Tous ces éléments plaident pour une surveillance rapprochée de la fonction ventriculaire droite au cours des premiers jours de ventilation d’un patient en SDRA. Cette surveillance va permettre d’évaluer les conséquences des différentes stratégies de ventilation sur la circulation pulmonaire et sur le ventricule droit et donc de les adapter. Ce n’est qu’à ce prix que l’impact pronostique de la défaillance ventriculaire droite peut être limité. La seule étude clinique n’ayant pas rapporté d’association entre mortalité et défaillance cardiaque droite dans le SDRA a été réalisée dans notre service où toute surcharge ventriculaire droite, objectivée à l’échocardiographie, entraîne systématiquement des modifications drastiques de la stratégie ventilatoire [18]. C’est l’échocardiographie qui apparaît comme la méthode la plus simple et la plus fiable de surveillance de la fonction ventriculaire droite. Elle permet très facilement de rechercher une dilatation du ventricule et la présence d’un septum interventriculaire paradoxal. Son utilisation a d’ailleurs été recommandée lors de la dernière conférence d’experts française sur la prise en charge du SDRA [21]. La suite de ce chapitre va tenter d’illustrer de façon pratique, à partir de trois cas cliniques, comment l’évaluation échocardiographique permet d’adapter les paramètres de la ventilation mécanique et l’ensemble de la stratégie ventilatoire à la fonction ventriculaire droite.
Ce qu’il faut faire
Cas clinique n° 1 : adaptation du volume courant et de la pression de plateau à la fonction du ventricule droit
Un patient de 41 ans est hospitalisé en réanimation pour une insuffisance respiratoire aiguë avec une température corporelle à 38,2°C. La radiographie de thorax montre un syndrome alvéolo-interstitiel bilatéral. Dans ses antécédents, on note la notion d’une sérologie VIH positive. Le diagnostic de sortie sera celui d’une pneumocystose. La saturation en oxygène en ventilation spontanée sous 15l/min d’oxygène au masque à haute concentration est à 85 %. Il n’existe pas à ce stade d’insuffisance circulatoire, la lactatémie est normale. L’échocardiographie par voie transthoracique montre un ventricule gauche hyperkinétique et un ventricule droit normal, sans dilatation ni mouvement paradoxal du septum interventriculaire. Devant un épuisement respiratoire, le patient est sédaté, intubé et placé sous assistance respiratoire. Il est curarisé.
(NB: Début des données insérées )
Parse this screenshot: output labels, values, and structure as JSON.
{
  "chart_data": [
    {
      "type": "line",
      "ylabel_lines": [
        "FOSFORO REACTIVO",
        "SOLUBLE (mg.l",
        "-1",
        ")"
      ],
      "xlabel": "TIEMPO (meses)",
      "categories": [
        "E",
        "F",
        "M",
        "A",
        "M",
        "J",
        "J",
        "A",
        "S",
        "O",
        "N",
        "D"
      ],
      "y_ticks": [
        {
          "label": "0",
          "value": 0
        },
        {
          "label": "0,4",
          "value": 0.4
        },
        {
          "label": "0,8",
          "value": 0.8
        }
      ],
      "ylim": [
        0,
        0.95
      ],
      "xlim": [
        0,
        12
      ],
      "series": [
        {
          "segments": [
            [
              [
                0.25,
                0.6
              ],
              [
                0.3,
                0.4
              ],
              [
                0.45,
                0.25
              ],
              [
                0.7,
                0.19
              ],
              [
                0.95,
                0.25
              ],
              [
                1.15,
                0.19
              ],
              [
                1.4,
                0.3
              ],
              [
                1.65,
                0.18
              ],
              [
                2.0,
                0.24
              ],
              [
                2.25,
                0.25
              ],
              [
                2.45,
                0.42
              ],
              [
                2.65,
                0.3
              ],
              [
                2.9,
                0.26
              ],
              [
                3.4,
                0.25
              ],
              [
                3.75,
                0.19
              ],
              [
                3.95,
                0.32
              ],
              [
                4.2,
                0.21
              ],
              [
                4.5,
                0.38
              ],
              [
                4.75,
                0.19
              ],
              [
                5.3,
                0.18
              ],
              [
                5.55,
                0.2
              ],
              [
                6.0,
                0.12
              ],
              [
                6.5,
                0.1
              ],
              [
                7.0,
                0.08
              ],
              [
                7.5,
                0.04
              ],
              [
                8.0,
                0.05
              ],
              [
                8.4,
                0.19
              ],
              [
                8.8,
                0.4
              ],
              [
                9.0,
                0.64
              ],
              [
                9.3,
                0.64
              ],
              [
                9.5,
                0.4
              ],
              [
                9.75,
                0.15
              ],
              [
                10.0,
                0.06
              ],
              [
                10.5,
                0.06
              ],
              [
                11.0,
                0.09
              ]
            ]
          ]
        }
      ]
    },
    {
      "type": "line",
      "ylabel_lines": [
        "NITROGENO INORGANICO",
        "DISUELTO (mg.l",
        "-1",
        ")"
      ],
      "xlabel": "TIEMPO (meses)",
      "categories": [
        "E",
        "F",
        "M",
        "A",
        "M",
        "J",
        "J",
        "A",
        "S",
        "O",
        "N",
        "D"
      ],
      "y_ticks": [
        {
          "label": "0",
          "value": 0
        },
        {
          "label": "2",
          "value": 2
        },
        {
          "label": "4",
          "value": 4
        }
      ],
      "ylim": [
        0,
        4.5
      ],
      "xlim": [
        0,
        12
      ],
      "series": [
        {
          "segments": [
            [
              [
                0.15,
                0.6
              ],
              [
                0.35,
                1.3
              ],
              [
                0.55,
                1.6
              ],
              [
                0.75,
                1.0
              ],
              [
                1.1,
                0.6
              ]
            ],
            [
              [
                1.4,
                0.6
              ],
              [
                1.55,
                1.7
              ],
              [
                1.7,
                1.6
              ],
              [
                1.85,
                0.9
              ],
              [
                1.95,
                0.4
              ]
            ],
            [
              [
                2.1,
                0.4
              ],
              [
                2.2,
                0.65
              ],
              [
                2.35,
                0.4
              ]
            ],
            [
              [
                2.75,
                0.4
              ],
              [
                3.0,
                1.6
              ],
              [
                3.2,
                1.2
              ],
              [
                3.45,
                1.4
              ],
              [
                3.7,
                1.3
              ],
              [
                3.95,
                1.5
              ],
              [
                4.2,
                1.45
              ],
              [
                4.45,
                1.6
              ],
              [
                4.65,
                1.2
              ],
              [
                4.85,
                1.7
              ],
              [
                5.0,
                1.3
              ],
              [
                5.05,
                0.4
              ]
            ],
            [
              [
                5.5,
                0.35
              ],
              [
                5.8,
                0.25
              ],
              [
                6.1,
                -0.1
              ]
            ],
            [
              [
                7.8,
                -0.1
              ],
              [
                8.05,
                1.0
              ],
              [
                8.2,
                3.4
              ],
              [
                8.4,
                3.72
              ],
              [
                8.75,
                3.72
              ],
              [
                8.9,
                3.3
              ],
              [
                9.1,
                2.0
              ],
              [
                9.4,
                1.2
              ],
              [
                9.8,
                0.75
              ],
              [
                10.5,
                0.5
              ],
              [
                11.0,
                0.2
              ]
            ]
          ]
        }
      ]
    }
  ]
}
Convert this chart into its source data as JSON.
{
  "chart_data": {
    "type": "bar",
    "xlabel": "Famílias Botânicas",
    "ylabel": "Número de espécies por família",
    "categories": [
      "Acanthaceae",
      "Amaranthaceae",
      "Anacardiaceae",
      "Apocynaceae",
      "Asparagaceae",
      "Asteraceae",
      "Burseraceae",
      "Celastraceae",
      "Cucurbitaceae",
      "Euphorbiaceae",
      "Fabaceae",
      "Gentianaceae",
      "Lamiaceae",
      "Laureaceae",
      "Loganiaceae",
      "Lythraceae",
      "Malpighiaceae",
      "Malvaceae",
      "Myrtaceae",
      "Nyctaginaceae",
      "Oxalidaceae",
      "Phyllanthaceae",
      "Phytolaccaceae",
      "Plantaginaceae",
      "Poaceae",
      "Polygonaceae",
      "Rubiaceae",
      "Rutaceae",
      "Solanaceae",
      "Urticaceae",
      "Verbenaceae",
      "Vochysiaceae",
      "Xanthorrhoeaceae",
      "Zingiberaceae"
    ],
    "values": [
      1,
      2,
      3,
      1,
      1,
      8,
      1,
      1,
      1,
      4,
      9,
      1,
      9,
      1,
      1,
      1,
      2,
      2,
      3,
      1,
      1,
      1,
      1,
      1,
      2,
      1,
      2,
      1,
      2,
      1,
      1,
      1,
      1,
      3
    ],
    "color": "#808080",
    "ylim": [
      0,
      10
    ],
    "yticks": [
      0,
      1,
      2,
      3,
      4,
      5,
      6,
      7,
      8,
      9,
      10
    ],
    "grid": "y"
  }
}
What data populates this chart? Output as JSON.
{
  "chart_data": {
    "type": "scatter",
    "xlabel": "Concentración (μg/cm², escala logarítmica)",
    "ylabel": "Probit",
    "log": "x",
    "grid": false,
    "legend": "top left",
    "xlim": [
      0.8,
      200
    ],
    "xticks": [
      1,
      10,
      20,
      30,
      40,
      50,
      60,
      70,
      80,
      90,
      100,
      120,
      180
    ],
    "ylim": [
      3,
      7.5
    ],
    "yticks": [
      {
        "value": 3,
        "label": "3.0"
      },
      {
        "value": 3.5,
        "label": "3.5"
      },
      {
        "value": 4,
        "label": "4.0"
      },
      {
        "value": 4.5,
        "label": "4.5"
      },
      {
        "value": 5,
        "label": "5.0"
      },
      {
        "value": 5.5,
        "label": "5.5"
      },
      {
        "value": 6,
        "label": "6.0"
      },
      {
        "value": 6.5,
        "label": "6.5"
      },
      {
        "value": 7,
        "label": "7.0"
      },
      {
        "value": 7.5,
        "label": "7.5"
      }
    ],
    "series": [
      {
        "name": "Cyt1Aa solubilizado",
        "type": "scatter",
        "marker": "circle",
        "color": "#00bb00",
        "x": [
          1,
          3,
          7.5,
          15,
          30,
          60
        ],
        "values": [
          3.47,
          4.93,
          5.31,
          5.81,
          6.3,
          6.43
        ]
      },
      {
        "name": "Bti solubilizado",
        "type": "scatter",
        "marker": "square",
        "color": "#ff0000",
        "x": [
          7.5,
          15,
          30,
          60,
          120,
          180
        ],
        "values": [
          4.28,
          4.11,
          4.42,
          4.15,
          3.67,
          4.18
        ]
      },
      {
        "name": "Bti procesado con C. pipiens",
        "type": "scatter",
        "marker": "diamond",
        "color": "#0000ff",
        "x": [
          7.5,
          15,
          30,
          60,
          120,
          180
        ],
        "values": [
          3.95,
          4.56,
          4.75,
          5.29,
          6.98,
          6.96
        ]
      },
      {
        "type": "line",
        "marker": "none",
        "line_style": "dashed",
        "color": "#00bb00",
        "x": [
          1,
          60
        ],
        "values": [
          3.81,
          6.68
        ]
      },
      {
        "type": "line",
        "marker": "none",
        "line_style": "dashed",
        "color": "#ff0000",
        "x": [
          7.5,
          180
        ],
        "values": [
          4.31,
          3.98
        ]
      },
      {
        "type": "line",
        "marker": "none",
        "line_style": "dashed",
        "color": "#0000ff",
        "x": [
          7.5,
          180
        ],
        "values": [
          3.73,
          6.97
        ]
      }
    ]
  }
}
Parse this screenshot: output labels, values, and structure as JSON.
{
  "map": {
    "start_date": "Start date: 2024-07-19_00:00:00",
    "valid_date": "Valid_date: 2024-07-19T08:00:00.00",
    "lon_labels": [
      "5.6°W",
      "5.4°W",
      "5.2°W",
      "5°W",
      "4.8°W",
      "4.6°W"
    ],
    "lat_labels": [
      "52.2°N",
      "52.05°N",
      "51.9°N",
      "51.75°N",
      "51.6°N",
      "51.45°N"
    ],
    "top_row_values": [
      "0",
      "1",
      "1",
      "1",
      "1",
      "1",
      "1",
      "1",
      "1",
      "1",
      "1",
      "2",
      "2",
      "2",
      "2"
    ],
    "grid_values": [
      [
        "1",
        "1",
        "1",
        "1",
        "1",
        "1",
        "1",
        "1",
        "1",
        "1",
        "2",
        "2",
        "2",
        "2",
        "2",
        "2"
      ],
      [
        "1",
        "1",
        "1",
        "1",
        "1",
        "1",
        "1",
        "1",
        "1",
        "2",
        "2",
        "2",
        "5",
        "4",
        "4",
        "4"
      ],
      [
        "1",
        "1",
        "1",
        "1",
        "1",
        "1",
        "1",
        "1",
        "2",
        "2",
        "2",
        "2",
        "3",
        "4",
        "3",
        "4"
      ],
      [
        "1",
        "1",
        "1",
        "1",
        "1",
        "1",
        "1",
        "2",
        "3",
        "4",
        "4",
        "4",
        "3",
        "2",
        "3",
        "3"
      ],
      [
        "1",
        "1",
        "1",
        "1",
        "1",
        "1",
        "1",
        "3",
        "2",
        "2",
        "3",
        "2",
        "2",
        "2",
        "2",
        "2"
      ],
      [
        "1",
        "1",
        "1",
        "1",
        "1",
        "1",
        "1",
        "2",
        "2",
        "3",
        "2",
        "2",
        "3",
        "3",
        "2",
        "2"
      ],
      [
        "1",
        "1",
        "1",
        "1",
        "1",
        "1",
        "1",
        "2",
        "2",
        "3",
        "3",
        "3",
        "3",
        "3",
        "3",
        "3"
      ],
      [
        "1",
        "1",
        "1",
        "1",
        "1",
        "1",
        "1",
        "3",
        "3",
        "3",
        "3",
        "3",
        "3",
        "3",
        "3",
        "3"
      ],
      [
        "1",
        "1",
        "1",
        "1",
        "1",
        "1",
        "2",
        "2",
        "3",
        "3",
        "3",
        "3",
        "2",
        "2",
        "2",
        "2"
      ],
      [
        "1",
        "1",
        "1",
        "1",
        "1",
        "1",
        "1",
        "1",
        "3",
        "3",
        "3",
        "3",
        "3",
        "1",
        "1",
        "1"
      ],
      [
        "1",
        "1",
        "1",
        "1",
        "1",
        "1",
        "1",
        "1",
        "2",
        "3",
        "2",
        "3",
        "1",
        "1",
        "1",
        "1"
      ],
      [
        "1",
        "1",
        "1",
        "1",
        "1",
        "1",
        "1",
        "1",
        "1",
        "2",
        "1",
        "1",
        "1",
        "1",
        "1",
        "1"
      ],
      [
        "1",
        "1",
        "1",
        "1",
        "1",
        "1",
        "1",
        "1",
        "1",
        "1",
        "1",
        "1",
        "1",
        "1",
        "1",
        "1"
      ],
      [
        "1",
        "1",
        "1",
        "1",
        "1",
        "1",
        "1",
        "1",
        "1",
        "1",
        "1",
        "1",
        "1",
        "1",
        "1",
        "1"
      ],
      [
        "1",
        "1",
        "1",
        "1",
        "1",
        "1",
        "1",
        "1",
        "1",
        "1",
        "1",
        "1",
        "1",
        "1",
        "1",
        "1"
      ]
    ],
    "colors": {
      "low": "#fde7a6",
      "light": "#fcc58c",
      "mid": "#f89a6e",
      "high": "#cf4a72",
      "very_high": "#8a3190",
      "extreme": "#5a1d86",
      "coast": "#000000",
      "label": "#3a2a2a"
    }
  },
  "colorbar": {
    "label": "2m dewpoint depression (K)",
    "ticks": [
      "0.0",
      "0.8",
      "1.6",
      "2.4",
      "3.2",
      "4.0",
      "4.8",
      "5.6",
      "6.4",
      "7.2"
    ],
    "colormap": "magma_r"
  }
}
La compliance du système respiratoire est effondrée à 15ml/cmH2O. Les paramètres ventilatoires sont les suivants : volume courant (VT) à 400ml (5,7ml/kg), PEEP à 5 cmH2O, fréquence respiratoire (FR) à 20 cycles/min, fraction inspirée en oxygène (FiO2) à 60 %, rapport I/E à 1/2. Les gaz du sang trouvent une PaO2 à 60mmHg, une PaCO2 à 67mmHg et un pH à 7,24. La pression de plateau est à 33 cmH2O. Devant l’apparition d’une pression artérielle systolique à 90mmHg et d’une tachycardie à 128bpm, 12h après la mise sous ventilation, une échocardiographie par voie transœsophagienne (ETO) est réalisée. Elle objective l’apparition d’un cœur pulmonaire aigu (figure 8-4).